Welcome to Computational Psychiatry! We are delighted to present a new open access journal devoted to “original research articles and reviews that involve the application, analysis, or invention of theoretical, computational and statistical approaches to mental function and dysfunction.” As a field, Computational Psychiatry is the modern pursuit of a new understanding of mental dysfunction, but it also has the goal of understanding broadly the sustenance of healthy mental function.

Three obvious questions come to mind: Why this field? Why now? Why start a journal?

There is now widespread recognition of the critical importance of mental health and ill health to personal development and suffering, and to society and the economy (making the comparative dearth of mental health professionals of all stripes particularly vexing). Like others, we think that novel ways of understanding psychiatric disease, accelerated by radically new sources of personal and social data, offer the possibility for revolutionary progress. However, we are also well aware that computational psychiatry is a nascent field that is still only taking its first baby steps. Nevertheless, it is by bringing together the understanding, methods, principles and enthusiasm of a thoroughly multi-disciplinary collection of experimental, theoretical and clinical scientists, that breakthroughs can be made.

Right now is the ideal time to set out on this venture. The field started more than 30 years ago, including pioneers such as the late Ralph Hoffman, and Steven Grossberg and particularly Jonathan Cohen.
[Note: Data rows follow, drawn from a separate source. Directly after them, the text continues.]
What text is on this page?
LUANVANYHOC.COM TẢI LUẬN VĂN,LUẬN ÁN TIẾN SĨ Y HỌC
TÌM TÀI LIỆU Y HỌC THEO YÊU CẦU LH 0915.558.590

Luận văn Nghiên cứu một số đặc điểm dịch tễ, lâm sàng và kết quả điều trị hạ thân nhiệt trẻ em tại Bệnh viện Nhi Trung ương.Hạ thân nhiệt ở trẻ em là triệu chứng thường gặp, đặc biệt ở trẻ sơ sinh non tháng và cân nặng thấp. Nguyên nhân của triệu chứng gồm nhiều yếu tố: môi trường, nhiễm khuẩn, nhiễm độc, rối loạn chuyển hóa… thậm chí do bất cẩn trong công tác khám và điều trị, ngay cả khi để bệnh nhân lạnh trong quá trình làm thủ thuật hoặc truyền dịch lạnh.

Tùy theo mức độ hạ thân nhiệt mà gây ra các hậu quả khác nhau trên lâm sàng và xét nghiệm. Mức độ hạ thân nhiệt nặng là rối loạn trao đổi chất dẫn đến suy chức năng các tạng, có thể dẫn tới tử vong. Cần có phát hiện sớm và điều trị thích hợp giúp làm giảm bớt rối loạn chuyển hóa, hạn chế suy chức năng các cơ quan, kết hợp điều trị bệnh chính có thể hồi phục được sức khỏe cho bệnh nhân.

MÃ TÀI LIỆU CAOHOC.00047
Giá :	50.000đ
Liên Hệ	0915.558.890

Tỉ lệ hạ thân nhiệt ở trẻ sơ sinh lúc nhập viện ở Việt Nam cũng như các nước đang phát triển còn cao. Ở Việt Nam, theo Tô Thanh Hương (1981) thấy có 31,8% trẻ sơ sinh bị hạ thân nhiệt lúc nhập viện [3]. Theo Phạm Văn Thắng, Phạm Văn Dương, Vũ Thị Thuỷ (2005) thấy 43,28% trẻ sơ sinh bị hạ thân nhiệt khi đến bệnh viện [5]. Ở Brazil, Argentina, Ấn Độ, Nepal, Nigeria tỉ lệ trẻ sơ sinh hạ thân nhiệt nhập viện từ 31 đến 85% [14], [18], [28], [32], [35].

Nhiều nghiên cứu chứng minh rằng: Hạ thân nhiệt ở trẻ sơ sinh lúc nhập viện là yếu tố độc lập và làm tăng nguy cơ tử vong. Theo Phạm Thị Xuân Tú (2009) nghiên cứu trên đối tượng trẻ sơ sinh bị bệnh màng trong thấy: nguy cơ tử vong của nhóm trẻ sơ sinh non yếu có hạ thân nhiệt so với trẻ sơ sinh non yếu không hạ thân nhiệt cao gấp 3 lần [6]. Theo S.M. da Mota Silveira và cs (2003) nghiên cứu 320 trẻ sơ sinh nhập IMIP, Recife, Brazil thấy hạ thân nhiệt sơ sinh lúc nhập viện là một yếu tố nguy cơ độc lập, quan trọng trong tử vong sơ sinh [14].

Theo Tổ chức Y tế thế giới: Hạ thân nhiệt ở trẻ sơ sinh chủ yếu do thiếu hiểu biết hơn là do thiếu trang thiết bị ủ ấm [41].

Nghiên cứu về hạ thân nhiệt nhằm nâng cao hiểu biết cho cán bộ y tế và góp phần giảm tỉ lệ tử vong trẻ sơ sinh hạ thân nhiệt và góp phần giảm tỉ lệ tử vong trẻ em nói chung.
Over a decade ago, the first centre devoted to the topic was launched at Baylor College of Medicine. However, more recently, a number of other centres, institutes, units and courses have been created in response to the scientific interest and the broad-based demand. The many successes of the tightly-coupled experimental and theoretical field of neural reinforcement learning are providing a normative foundation for the study of dysfunctional decision-making. The resulting multi-level understanding matches well the move away from symptom-based characterizations for research and towards more fundamental information processing, cognitive and neural primitives. Equally, our new-found constant deliberate and incidental collection and leakage of personal data via smart-phones and the like offers the computationally-minded radically new paradigms to for assessing, predicting and decomposing disease.

It might not seem obvious to start a journal, even an open-access one, given the woefully increasing noise to signal ratio in academic publishing. However, we hope that rigorous reviewing, and the high standards of our publication partner, MIT Press, will prevent us from approaching too close to any unfortunate frontier. We hope the journal will also help nucleate a wider community.

We have many people to thank for helping us get to this point. These include Deanna Barch, Peter Fonagy, Helen Mayberg and Steve Hyman for forming our Advisory Board; a fantastic group of editors who span the whole field and more, and the reviewers whom they recruit and who are the backbone of any journal. A special thanks to Michael Frank and Tiago Maia for their support of the effort and the first international meeting on Computational Psychiatry in Miami in 2013. Lastly, a hearty thanks to the brave authors of the superb first submissions to the journal; Nick Lindsay and his colleagues at MIT Press for their engagement and involvement; and Cassie Carrin and before her, Justin King, for their firmly gentle steering as managing editors.

We look forward to many future papers; but most especially to making a difference.